Petersen Anne Helby, Markussen Bo, Christensen Karl Bang
Department of Public Health, University of Copenhagen, Copenhagen, Denmark.
Department of Mathematical Sciences, University of Copenhagen, Copenhagen, Denmark.
J Appl Stat. 2020 May 27;48(9):1675-1695. doi: 10.1080/02664763.2020.1773772. eCollection 2021.
Datasets are sometimes divided into distinct subsets, e.g. due to multi-center sampling, or to variations in instruments, questionnaire item ordering or mode of administration, and the data analyst then needs to assess whether a joint analysis is meaningful.
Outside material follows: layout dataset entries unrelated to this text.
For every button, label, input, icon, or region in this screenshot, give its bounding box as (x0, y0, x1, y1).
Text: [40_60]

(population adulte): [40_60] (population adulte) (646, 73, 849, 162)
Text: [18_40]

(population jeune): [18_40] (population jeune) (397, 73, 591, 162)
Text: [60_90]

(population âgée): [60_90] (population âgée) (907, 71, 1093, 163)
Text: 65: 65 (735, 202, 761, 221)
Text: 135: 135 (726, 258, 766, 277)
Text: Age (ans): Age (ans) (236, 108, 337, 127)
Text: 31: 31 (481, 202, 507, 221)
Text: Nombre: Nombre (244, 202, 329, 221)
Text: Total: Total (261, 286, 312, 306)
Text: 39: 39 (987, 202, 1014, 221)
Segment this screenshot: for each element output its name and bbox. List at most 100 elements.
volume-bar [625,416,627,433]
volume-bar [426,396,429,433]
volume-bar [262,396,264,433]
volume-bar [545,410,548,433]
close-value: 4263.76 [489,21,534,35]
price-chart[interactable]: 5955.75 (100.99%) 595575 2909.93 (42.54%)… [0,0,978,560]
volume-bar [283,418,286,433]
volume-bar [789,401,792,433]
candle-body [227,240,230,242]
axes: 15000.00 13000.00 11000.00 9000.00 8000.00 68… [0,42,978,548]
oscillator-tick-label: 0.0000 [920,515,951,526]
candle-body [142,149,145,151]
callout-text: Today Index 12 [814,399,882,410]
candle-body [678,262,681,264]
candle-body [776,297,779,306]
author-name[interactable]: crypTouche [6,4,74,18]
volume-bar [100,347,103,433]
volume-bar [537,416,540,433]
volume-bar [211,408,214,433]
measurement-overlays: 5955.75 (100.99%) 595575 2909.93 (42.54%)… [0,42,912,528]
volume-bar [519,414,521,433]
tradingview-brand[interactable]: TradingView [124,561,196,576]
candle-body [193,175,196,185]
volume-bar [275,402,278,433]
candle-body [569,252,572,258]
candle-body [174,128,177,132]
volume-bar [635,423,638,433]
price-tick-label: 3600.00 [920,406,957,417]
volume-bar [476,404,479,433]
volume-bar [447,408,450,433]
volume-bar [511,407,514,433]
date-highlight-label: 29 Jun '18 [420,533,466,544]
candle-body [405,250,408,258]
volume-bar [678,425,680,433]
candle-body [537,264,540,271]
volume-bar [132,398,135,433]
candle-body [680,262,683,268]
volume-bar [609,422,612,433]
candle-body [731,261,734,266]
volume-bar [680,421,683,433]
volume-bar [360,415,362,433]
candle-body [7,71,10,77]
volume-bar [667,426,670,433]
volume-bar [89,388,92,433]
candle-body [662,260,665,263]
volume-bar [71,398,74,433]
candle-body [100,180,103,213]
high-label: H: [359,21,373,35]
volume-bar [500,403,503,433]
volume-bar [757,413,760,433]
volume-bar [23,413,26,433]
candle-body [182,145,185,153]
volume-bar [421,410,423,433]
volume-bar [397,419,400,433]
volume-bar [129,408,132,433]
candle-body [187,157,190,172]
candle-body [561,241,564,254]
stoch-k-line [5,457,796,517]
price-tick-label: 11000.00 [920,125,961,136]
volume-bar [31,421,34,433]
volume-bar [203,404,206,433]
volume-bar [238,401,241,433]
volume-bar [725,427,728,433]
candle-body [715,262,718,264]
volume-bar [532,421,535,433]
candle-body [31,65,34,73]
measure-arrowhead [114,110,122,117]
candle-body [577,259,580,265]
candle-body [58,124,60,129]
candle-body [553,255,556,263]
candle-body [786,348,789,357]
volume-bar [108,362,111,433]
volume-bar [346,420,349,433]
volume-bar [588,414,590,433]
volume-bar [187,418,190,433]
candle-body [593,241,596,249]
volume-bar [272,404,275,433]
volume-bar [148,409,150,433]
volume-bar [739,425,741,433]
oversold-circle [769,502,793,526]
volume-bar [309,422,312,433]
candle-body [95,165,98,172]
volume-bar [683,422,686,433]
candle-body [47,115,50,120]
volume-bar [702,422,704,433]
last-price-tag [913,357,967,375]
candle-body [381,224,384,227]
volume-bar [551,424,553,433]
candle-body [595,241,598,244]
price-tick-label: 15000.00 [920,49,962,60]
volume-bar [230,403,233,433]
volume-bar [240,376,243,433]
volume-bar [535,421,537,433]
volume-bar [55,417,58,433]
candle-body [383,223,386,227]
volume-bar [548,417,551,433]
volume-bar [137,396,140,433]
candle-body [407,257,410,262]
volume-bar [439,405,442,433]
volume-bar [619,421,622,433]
The Principal Component Analysis-based Data Structure Comparisons (PCADSC) tools are three new non-parametric, visual diagnostic tools for investigating differences in structure for two subsets of a dataset through covariance matrix comparisons by use of principal component analysis. The PCADCS tools are demonstrated in a data example using European Social Survey data on psychological well-being in three countries, Denmark, Sweden, and Bulgaria. The data structures are found to be different in Denmark and Bulgaria, and thus a comparison of for example mean psychological well-being scores is not meaningful. However, when comparing Denmark and Sweden, very similar data structures, and thus comparable concepts of well-being, are found. Therefore, inter-country comparisons are warranted for these countries.
数据集有时会被划分为不同的子集,例如由于多中心抽样,或者由于仪器、问卷项目顺序或施测方式的差异,然后数据分析师需要评估联合分析是否有意义。基于主成分分析的数据结构比较(PCADSC)工具是三种新的非参数可视化诊断工具,用于通过使用主成分分析进行协方差矩阵比较来研究数据集中两个子集的结构差异。PCADCS工具在一个数据示例中得到了展示,该示例使用了欧洲社会调查中关于丹麦、瑞典和保加利亚三个国家心理健康的数据。研究发现丹麦和保加利亚的数据结构不同,因此例如比较平均心理健康得分是没有意义的。然而,在比较丹麦和瑞典时,发现它们的数据结构非常相似,因此幸福概念具有可比性。所以,对这些国家进行国家间比较是有必要的。